В трубке повисла долгая пауза.
– Я так понимаю, что это очень важно, иначе бы вы не звонили. Это связано с Пенкой, верно? – тихо спросил профессор.
– Да, Игорь Андреевич. Именно так.
Следующая пауза затянулась дольше, и я услышал, как Айболит тяжело вздохнул:
– Друг мой… вы ведь помните, что я вам говорил относительно так называемых сеансов связи. Это… это очень серьезно. И мы говорили как раз о Белорусской Зоне в мой приезд. Теперь все понятно.
– Профессор, я прошу вас как друга. Как ученого. Мне действительно требуется ваша помощь.
– Да-да, я понял вас, сталкер. Я не могу вам помочь, простите меня. В этом – не могу. Прошу вас, очень прошу – обратитесь к врачу. Незамедлительно.
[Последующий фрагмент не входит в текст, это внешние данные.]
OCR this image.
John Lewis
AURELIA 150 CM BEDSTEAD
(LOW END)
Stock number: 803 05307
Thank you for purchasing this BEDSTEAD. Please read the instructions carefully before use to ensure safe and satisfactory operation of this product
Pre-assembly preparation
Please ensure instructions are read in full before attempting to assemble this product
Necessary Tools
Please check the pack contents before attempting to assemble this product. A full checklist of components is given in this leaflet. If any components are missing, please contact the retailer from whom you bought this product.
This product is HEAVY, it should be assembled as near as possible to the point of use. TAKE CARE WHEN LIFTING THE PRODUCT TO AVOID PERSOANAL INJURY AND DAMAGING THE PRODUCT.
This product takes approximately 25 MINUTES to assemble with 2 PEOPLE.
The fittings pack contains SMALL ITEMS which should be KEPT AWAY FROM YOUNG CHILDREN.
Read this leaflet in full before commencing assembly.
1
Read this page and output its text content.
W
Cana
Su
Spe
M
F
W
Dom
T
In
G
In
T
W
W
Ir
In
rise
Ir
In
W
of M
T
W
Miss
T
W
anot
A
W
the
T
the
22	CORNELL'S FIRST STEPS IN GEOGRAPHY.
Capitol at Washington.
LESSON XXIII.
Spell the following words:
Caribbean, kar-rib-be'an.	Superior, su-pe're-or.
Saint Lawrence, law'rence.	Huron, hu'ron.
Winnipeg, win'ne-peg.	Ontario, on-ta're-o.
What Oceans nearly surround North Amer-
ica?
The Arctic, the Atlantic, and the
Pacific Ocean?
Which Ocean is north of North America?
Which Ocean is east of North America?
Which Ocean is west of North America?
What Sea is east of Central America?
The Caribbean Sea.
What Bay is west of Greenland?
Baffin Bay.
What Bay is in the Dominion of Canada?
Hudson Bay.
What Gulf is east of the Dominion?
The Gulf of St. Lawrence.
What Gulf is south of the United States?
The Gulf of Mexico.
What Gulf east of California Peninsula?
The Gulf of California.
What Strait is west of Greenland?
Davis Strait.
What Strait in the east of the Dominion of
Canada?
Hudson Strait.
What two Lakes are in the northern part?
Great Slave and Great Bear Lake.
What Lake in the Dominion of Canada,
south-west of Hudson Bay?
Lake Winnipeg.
В трубке послышались короткие гудки.
Я осторожно положил телефон на стол. Не вышло. Тогда будем размышлять дальше. Думай, башка, думай лучше… новую шапку куплю, если справишься. Но шло время, а дельных мыслей не возникало. У меня в НИИАЗ больше не было таких связей и по-настоящему хороших друзей, которым можно было бы довериться. Мелихов в Челябинске, Скиф давно пропал в Зоне, и от тех, кто ушел еще дальше, давно ни слуху ни духу. Не знаю даже, живые ли. Придется, видно, самим.
Запиликал телефон.
– Еще раз здравствуйте, Лунь, – послышался голос профессора, тихий и смущенный. – Прошу меня извинить, сказал, не подумав. Нехорошо вышло, право слово, извините. Я непременно постараюсь помочь вам, посмотрю, что можно сделать. Позвоню после обеда.